Obj. ID: 49862
  Memorials Roman Deportation Holocaust Memorial Plaques in Rome, Italy, 1964, 2001
Memorial Name
Roman Deportation Memorial Plaques
Who is Commemorated?
Roman Jews deported by Germans on October 16, 1943
Description:
A large inscribed rectangular wall plaque is affixed (1964) to an exterior wall in the small city square. Beneath it, a smaller, inscribed plaque was installed (2001) to specifically commemorate the deported and murdered Jewish children.
Inscriptions
Upper Plaque (Italian)
IL 16 OTTOBRE 1943
QVI EBBE INIZIO
LA SPIETATA CACCIA AGLI EBREI
E DVEMILANOVANTVNO CITTADINI ROMANI
VENNERO AVVIATI A FEROCE MORTE
NEI CAMPI DI STERMINIO NAZISTI
DOVE FVRONO RAGGIVNTI
DA ALTRI SEIMILA ITALIANI
VITTIME DELL'INFAME
ODIO DI RAZZA
I POCHI SCAMPATI ALLA STRAGE
I MOLTI SOLIDALI
INVOCANO DAGLI VOMINI
AMORE E PACE
INVOCANO DA DIO
PERDONO E SPERANZA
A CVRA DEL COMITATO NAZIONALE
PER LE CELEBRAZIONI DEL VENTENNALE
DELLA RESISTENZA
23 OTTOBRE 1964
Translation: [To be translated]
Lower plaque (Italian):
“E NON COMINCIARONO NEPPURE A VIVERE”
IN RICORDO DEI NEONATI
STERMINATI NEI LAGER NAZISTI
IL COMUNE POSE NELLA GIORNATA DELLA MEMORIA
GENNAIO 2001
Translation: “And they had not even begun to live” / In memory of the infants exterminated in the nazi camps the City placed [this memorial] on the day of remembrance / January 2001
Commissioned by
Top Plaque (1964): Comitato Nazionale per le Celebrazioni del Ventennale della Resistenza (National Committee for the celebration of the 20th Anniversary of the Resistance).

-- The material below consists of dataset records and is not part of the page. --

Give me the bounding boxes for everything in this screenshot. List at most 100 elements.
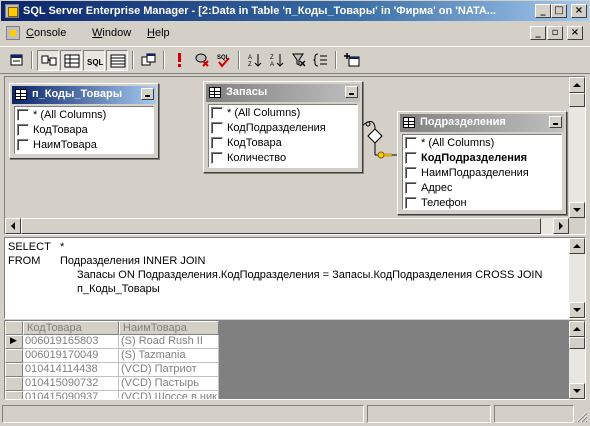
- grid-cell[interactable]: (VCD) Шоссе в ник: [119, 391, 219, 399]
- grid-corner: [5, 321, 23, 335]
- column-checkbox[interactable]: [211, 122, 223, 134]
- row-header[interactable]: [5, 377, 23, 391]
- table-minimize-button[interactable]: [345, 86, 358, 98]
- properties-icon[interactable]: [6, 50, 28, 71]
- table-name: п_Коды_Товары: [32, 88, 123, 100]
- grid-cell[interactable]: (VCD) Пастырь: [119, 377, 219, 391]
- status-pane-3: [494, 405, 574, 423]
- minimize-button[interactable]: _: [535, 4, 551, 18]
- scroll-left-button[interactable]: [5, 218, 21, 234]
- console-menu-icon[interactable]: [6, 26, 20, 40]
- column-checkbox[interactable]: [405, 137, 417, 149]
- scroll-right-button[interactable]: [553, 218, 569, 234]
- grid-column-header[interactable]: КодТовара: [23, 321, 119, 335]
- remove-filter-icon[interactable]: [288, 50, 310, 71]
- window-title: SQL Server Enterprise Manager - [2:Data …: [23, 5, 496, 17]
- sql-pane-icon[interactable]: SQL: [83, 50, 105, 71]
- table-icon: [209, 87, 221, 98]
- grid-pane-icon[interactable]: [60, 50, 82, 71]
- column-checkbox[interactable]: [17, 109, 29, 121]
- scroll-thumb[interactable]: [569, 93, 585, 107]
- verify-sql-icon[interactable]: SQL: [213, 50, 235, 71]
- column-label: Адрес: [421, 182, 453, 194]
- scroll-up-button[interactable]: [569, 238, 585, 254]
- mdi-close-button[interactable]: ×: [567, 26, 583, 40]
- table-minimize-button[interactable]: [549, 116, 562, 128]
- column-checkbox[interactable]: [17, 124, 29, 136]
- table-box-podrazdeleniya[interactable]: Подразделения * (All Columns) КодПодразд…: [397, 111, 567, 215]
- menu-window[interactable]: Window: [92, 27, 131, 39]
- group-by-icon[interactable]: [310, 50, 332, 71]
- row-header[interactable]: [5, 349, 23, 363]
- column-label: НаимТовара: [33, 139, 97, 151]
- resize-grip-icon[interactable]: [576, 411, 588, 423]
- change-type-icon[interactable]: [138, 50, 160, 71]
- table-name: Подразделения: [420, 116, 506, 128]
- sql-keyword: FROM: [8, 255, 41, 267]
- scroll-up-button[interactable]: [569, 321, 585, 337]
- mdi-restore-button[interactable]: ▫: [547, 26, 563, 40]
- grid-cell[interactable]: 006019170049: [23, 349, 119, 363]
- close-button[interactable]: ×: [571, 4, 587, 18]
- column-checkbox[interactable]: [17, 139, 29, 151]
- grid-vertical-scrollbar[interactable]: [569, 321, 585, 399]
- row-header[interactable]: ▶: [5, 335, 23, 349]
- mdi-minimize-button[interactable]: _: [530, 26, 546, 40]
- scroll-down-button[interactable]: [569, 383, 585, 399]
- scroll-thumb[interactable]: [569, 337, 585, 349]
- table-caption[interactable]: Запасы: [206, 84, 360, 102]
- svg-text:A: A: [248, 55, 252, 61]
- grid-column-header[interactable]: НаимТовара: [119, 321, 219, 335]
- sql-label: SQL: [87, 58, 103, 67]
- scroll-down-button[interactable]: [569, 202, 585, 218]
- column-checkbox[interactable]: [405, 182, 417, 194]
- grid-cell[interactable]: (VCD) Патриот: [119, 363, 219, 377]
- grid-cell[interactable]: (S) Tazmania: [119, 349, 219, 363]
- diagram-pane[interactable]: п_Коды_Товары * (All Columns) КодТовара …: [4, 76, 586, 235]
- table-caption[interactable]: Подразделения: [400, 114, 564, 132]
- run-icon[interactable]: [169, 50, 191, 71]
- grid-cell[interactable]: 010414114438: [23, 363, 119, 377]
- table-icon: [403, 117, 415, 128]
- scroll-thumb[interactable]: [21, 218, 541, 234]
- table-box-kody-tovary[interactable]: п_Коды_Товары * (All Columns) КодТовара …: [9, 83, 159, 159]
- column-label: Количество: [227, 152, 287, 164]
- column-checkbox[interactable]: [211, 137, 223, 149]
- column-label: * (All Columns): [33, 109, 107, 121]
- column-list: * (All Columns) КодТовара НаимТовара: [14, 106, 154, 154]
- column-checkbox[interactable]: [211, 152, 223, 164]
- cancel-query-icon[interactable]: [191, 50, 213, 71]
- app-icon: [5, 4, 19, 18]
- add-table-icon[interactable]: [341, 50, 363, 71]
- menu-window-label: indow: [102, 27, 132, 39]
- column-checkbox[interactable]: [211, 107, 223, 119]
- column-checkbox[interactable]: [405, 167, 417, 179]
- row-header[interactable]: [5, 363, 23, 377]
- menu-help-label: elp: [154, 27, 170, 39]
- current-row-icon: ▶: [10, 335, 17, 345]
- diagram-horizontal-scrollbar[interactable]: [5, 218, 569, 234]
- scroll-up-button[interactable]: [569, 77, 585, 93]
- grid-cell[interactable]: 006019165803: [23, 335, 119, 349]
- column-checkbox[interactable]: [405, 197, 417, 209]
- diagram-vertical-scrollbar[interactable]: [569, 77, 585, 218]
- sort-ascending-icon[interactable]: AZ: [244, 50, 266, 71]
- diagram-pane-icon[interactable]: [37, 50, 59, 71]
- grid-cell[interactable]: (S) Road Rush II: [119, 335, 219, 349]
- sql-pane[interactable]: SELECT * FROM Подразделения INNER JOIN З…: [4, 237, 586, 319]
- maximize-button[interactable]: □: [551, 4, 567, 18]
- table-minimize-button[interactable]: [141, 88, 154, 100]
- results-grid-pane[interactable]: КодТовара НаимТовара ▶ 006019165803 (S) …: [4, 320, 586, 400]
- row-header[interactable]: [5, 391, 23, 399]
- grid-cell[interactable]: 010415090937: [23, 391, 119, 399]
- results-pane-icon[interactable]: [106, 50, 128, 71]
- table-box-zapasy[interactable]: Запасы * (All Columns) КодПодразделения …: [203, 81, 363, 173]
- grid-cell[interactable]: 010415090732: [23, 377, 119, 391]
- menu-console[interactable]: Console: [26, 27, 66, 39]
- scroll-down-button[interactable]: [569, 302, 585, 318]
- sql-vertical-scrollbar[interactable]: [569, 238, 585, 318]
- menu-help[interactable]: Help: [147, 27, 170, 39]
- sort-descending-icon[interactable]: ZA: [266, 50, 288, 71]
- table-caption[interactable]: п_Коды_Товары: [12, 86, 156, 104]
- column-checkbox[interactable]: [405, 152, 417, 164]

Bottom Plaque (2001): Il Comune di Roma (The City of Rome)
sub-set tree:
The Raid of the Ghetto of Rome occurred on October 16, 1943. The Gestapo detained 1,259 people, mainly members of the Jewish community (363 men, 689 women, and 207 children). Of these, 1,023 were identified as Jews and deported to Auschwitz. Of the deportees, only fifteen men and one woman survived.

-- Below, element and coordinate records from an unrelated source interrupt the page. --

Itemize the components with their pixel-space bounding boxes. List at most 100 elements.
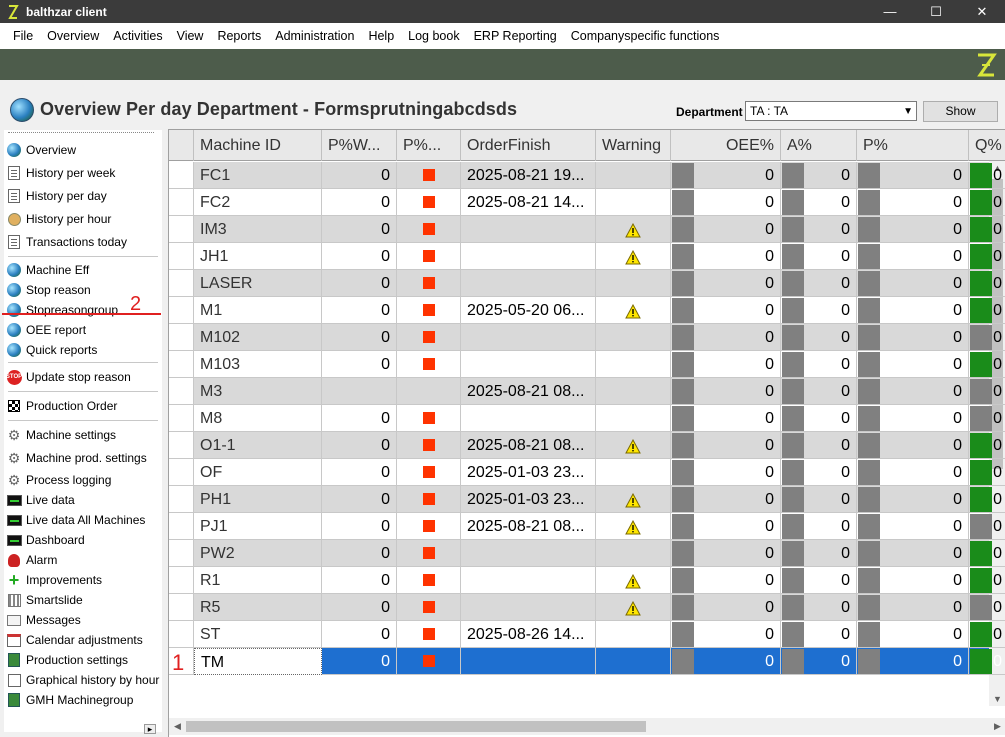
table-row[interactable]: PW2 0 0 0 0 0 [169,540,1005,567]
sidebar-item-transactions-today[interactable]: Transactions today [6,232,127,252]
sidebar-item-messages[interactable]: Messages [6,610,81,630]
sidebar-item-machine-prod-settings[interactable]: ⚙ Machine prod. settings [6,448,147,468]
globe-icon [10,98,34,122]
scroll-down-icon[interactable]: ▼ [989,692,1005,706]
value-bar [672,190,694,215]
menu-help[interactable]: Help [361,23,401,49]
sidebar-item-alarm[interactable]: Alarm [6,550,57,570]
sidebar-item-calendar-adjustments[interactable]: Calendar adjustments [6,630,143,650]
table-row[interactable]: FC2 0 2025-08-21 14... 0 0 0 0 [169,189,1005,216]
close-button[interactable]: ✕ [959,0,1005,23]
cell-text: IM3 [200,221,227,238]
horizontal-scrollbar[interactable]: ◀ ▶ [169,718,1005,735]
scroll-thumb[interactable] [186,721,646,732]
table-row[interactable]: M8 0 0 0 0 0 [169,405,1005,432]
sidebar-item-improvements[interactable]: + Improvements [6,570,102,590]
column-header-warning[interactable]: Warning [596,130,671,161]
warning-cell [596,405,671,432]
sidebar-item-label: Graphical history by hour [26,673,160,687]
menu-erp-reporting[interactable]: ERP Reporting [467,23,564,49]
sidebar-item-production-settings[interactable]: Production settings [6,650,128,670]
scroll-left-icon[interactable]: ◀ [169,718,186,735]
table-row[interactable]: PH1 0 2025-01-03 23... 0 0 0 0 [169,486,1005,513]
warning-cell [596,243,671,270]
sidebar-item-process-logging[interactable]: ⚙ Process logging [6,470,112,490]
menu-companyspecific[interactable]: Companyspecific functions [564,23,727,49]
menu-overview[interactable]: Overview [40,23,106,49]
warning-triangle-icon [625,491,641,508]
scroll-right-icon[interactable]: ▶ [989,718,1005,735]
sidebar-item-dashboard[interactable]: Dashboard [6,530,85,550]
sidebar-item-machine-eff[interactable]: Machine Eff [6,260,89,280]
sidebar-item-update-stop-reason[interactable]: STOP Update stop reason [6,367,131,387]
column-header-machine-id[interactable]: Machine ID [194,130,322,161]
table-row[interactable]: M102 0 0 0 0 0 [169,324,1005,351]
sidebar-collapse-button[interactable]: ▸ [144,724,156,734]
value-bar [970,433,992,458]
sidebar-item-graphical-history-by-hour[interactable]: Graphical history by hour [6,670,159,690]
sidebar-item-live-data-all-machines[interactable]: Live data All Machines [6,510,145,530]
menu-log-book[interactable]: Log book [401,23,466,49]
table-row[interactable]: M1 0 2025-05-20 06... 0 0 0 0 [169,297,1005,324]
sidebar-item-stopreasongroup[interactable]: Stopreasongroup [6,300,118,320]
column-header-p-status[interactable]: P%... [397,130,461,161]
sidebar-item-label: Smartslide [26,593,83,607]
sidebar-item-smartslide[interactable]: Smartslide [6,590,83,610]
value-bar [970,325,992,350]
table-row[interactable]: FC1 0 2025-08-21 19... 0 0 0 0 [169,162,1005,189]
sidebar-item-history-per-hour[interactable]: History per hour [6,209,111,229]
cell-text: 0 [841,545,850,562]
cell-finish [461,324,596,351]
sidebar-item-overview[interactable]: Overview [6,140,76,160]
warning-cell [596,189,671,216]
sidebar-item-history-per-week[interactable]: History per week [6,163,115,183]
table-row[interactable]: TM 0 0 0 0 0 [169,648,1005,675]
sidebar-item-history-per-day[interactable]: History per day [6,186,107,206]
column-header-a[interactable]: A% [781,130,857,161]
table-row[interactable]: IM3 0 0 0 0 0 [169,216,1005,243]
sidebar-item-stop-reason[interactable]: Stop reason [6,280,91,300]
sidebar-item-quick-reports[interactable]: Quick reports [6,340,97,360]
department-select[interactable]: TA : TA ▼ [745,101,917,121]
menu-file[interactable]: File [6,23,40,49]
table-row[interactable]: LASER 0 0 0 0 0 [169,270,1005,297]
maximize-button[interactable]: ☐ [913,0,959,23]
table-row[interactable]: R5 0 0 0 0 0 [169,594,1005,621]
table-row[interactable]: JH1 0 0 0 0 0 [169,243,1005,270]
cell-q: 0 [969,648,1005,675]
menu-activities[interactable]: Activities [106,23,169,49]
sidebar-item-machine-settings[interactable]: ⚙ Machine settings [6,425,116,445]
sidebar-item-live-data[interactable]: Live data [6,490,75,510]
status-red-square-icon [423,547,435,559]
minimize-button[interactable]: — [867,0,913,23]
table-row[interactable]: M103 0 0 0 0 0 [169,351,1005,378]
menu-reports[interactable]: Reports [210,23,268,49]
status-cell [397,648,461,675]
cell-text: 0 [765,491,774,508]
cell-text: 0 [765,275,774,292]
value-bar [858,460,880,485]
table-row[interactable]: R1 0 0 0 0 0 [169,567,1005,594]
column-header-order-finish[interactable]: OrderFinish [461,130,596,161]
table-row[interactable]: M3 2025-08-21 08... 0 0 0 0 [169,378,1005,405]
column-header-p-w[interactable]: P%W... [322,130,397,161]
cell-q: 0 [969,324,1005,351]
sidebar-item-oee-report[interactable]: OEE report [6,320,86,340]
row-header-cell [169,567,194,594]
table-row[interactable]: OF 0 2025-01-03 23... 0 0 0 0 [169,459,1005,486]
sidebar-item-gmh-machinegroup[interactable]: GMH Machinegroup [6,690,133,710]
menu-administration[interactable]: Administration [268,23,361,49]
table-row[interactable]: ST 0 2025-08-26 14... 0 0 0 0 [169,621,1005,648]
sidebar-item-production-order[interactable]: Production Order [6,396,117,416]
menu-view[interactable]: View [170,23,211,49]
table-row[interactable]: PJ1 0 2025-08-21 08... 0 0 0 0 [169,513,1005,540]
table-row[interactable]: O1-1 0 2025-08-21 08... 0 0 0 0 [169,432,1005,459]
column-header-oee[interactable]: OEE% [671,130,781,161]
cell-p: 0 [857,621,969,648]
column-header-q[interactable]: Q% [969,130,1005,161]
cell-text: 0 [841,518,850,535]
value-bar [782,568,804,593]
show-button[interactable]: Show [923,101,998,122]
column-header-p[interactable]: P% [857,130,969,161]
cell-oee: 0 [671,378,781,405]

In 1964, a memorial plaque was placed in a square in an area of the former Jewish ghetto that was still the center of Rome’s Jewish community, where Jews were gathered for deportation by truck. The Square (Largo) was renamed after the date of the raid, roundup, and deportation. In 2001, a second plaque was added to commemorate the murdered children.
Vox, Nicola, ed. Roma ebraica, un itinerario / Jewish Rome, a route (Rome: Assessorato al Turismo region Lazio, 1995), pp. 36-37.